The TaaS project will establish a sustainable cloud-based platform that provides the following online core terminology services for key terminology tasks:
- Automatic extraction of monolingual term candidates from user uploaded documents using the state-of-the-art terminology extraction techniques
- Automatic recognition of translation equivalents for the extracted terms in user-defined target language(s) from different public and industry terminology databases
- Automatic acquisition of translation equivalents for terms not found in term banks from parallel/comparable web data using the state-of-the-art terminology extraction and bilingual terminology alignment methods (MS2: Prototype bilingual term extraction system/M12)
- Facilities for cleaning up (i.e., revising: editing, deleting) of automatically acquired terminology by users
- Facilities for terminology sharing and reusing: APIs and export tools for sharing resulting terminological data with major term banks and reuse in different user applications (MS3: TaaS platform and integrated core services)
The TaaS platform will demonstrate the efficacy of reusing acquired and user-cleaned terminology resources within the following usage scenarios:
- Simplify the process for language workers to prepare, store and share of task-specific multilingual term glossaries
- Provide instant access to term translation equivalents and translation candidates for professional translators through computer-assisted translation (CAT) tools
- Domain adaptation of statistical machine translation (SMT) systems by dynamic integration with TaaS provided terminological data
The TaaS project will have impact in multiple areas:
- Availability of terminology resources is a precondition for humans to communicate clearly and businesses to operate efficiently. In many smaller countries there is a lack and fragmentation of terminology coverage. TaaS will address these issues by providing an innovative model to create and use terminology resources by automated acquisition of multilingual terms from the web and by user involvement in data clean-up. New term data will be shared and be publicly available through integration with other well-established tools and terminology portals such as EuroTermBank, TAUS Data Association, ELRA Catalogue, META-SHARE Repository, and others.

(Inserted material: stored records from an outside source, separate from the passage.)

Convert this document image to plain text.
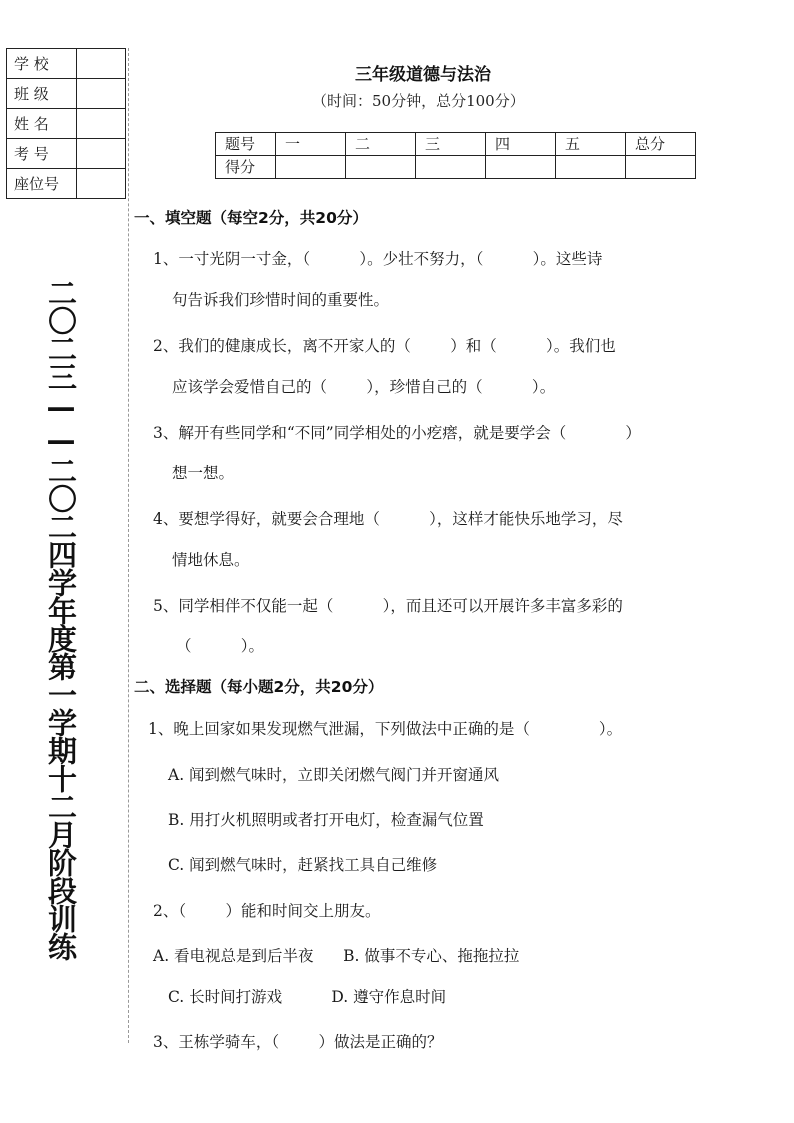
学 校	
班 级	
姓 名	
考 号	
座位号	
二〇二三——二〇二四学年度第一学期十二月阶段训练
三年级道德与法治
（时间：50分钟，总分100分）
题号	一	二	三	四	五	总分
得分						
一、填空题（每空2分，共20分）
1、一寸光阴一寸金，（          ）。少壮不努力，（          ）。这些诗
句告诉我们珍惜时间的重要性。
2、我们的健康成长，离不开家人的（        ）和（          ）。我们也
应该学会爱惜自己的（        ），珍惜自己的（          ）。
3、解开有些同学和“不同”同学相处的小疙瘩，就是要学会（            ）
想一想。
4、要想学得好，就要会合理地（          ），这样才能快乐地学习，尽
情地休息。
5、同学相伴不仅能一起（          ），而且还可以开展许多丰富多彩的
（          ）。
二、选择题（每小题2分，共20分）
1、晚上回家如果发现燃气泄漏，下列做法中正确的是（              ）。
A. 闻到燃气味时，立即关闭燃气阀门并开窗通风
B. 用打火机照明或者打开电灯，检查漏气位置
C. 闻到燃气味时，赶紧找工具自己维修
2、（        ）能和时间交上朋友。
A. 看电视总是到后半夜      B. 做事不专心、拖拖拉拉
C. 长时间打游戏          D. 遵守作息时间
3、王栋学骑车，（        ）做法是正确的？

- Reuse of terminology resources will be greatly facilitated with API-level interfaces for integration into CAT tools and language technology systems.
- TaaS will improve the quality of MT systems. Novel approaches will be elaborated and evaluated for terminology integration with SMT to adapt for domain specific translations.
- New and efficient work patterns developed. Translators, terminologists and language learners will spend less time searching for term candidates and for their translation. They will just edit and / or accept term candidates in the list from the TAAS platform. MT systems will benefit by having access to more qualitative language data.
- Competitiveness of SMEs in localization and translation industry will increase. Surveys indicate that translators and terminologists spend over 30% of their time on terminology creation. TaaS aims to decrease time spent on terminology work by over 50%. Further productivity increase will be achieved by application of domain-adapted MT through TaaS provided services.
- Translation quality improved. TaaS will increase productivity – seeking term translations in the vast tangle of available terminology collections and repositories is beyond the workflow of a casual translator, terminologist, and inefficient for the professional translator. By focusing on consolidating and managing terminology on a continuous basis more consistent translations can and will be ensured.
- Crossing the digital divide. Due to large volumes of terms that appear in usage with increasing velocity a lack of a repository of multilingual terminological data exacerbates the digital divide between larger and smaller EU languages. Wide accessibility to better and broader terminology will promote information availability and learning and integration for representatives of smaller languages. Access to organized, available, up-to-date terminology will promote the development and acceptance of appropriate new terms in a broader range of languages.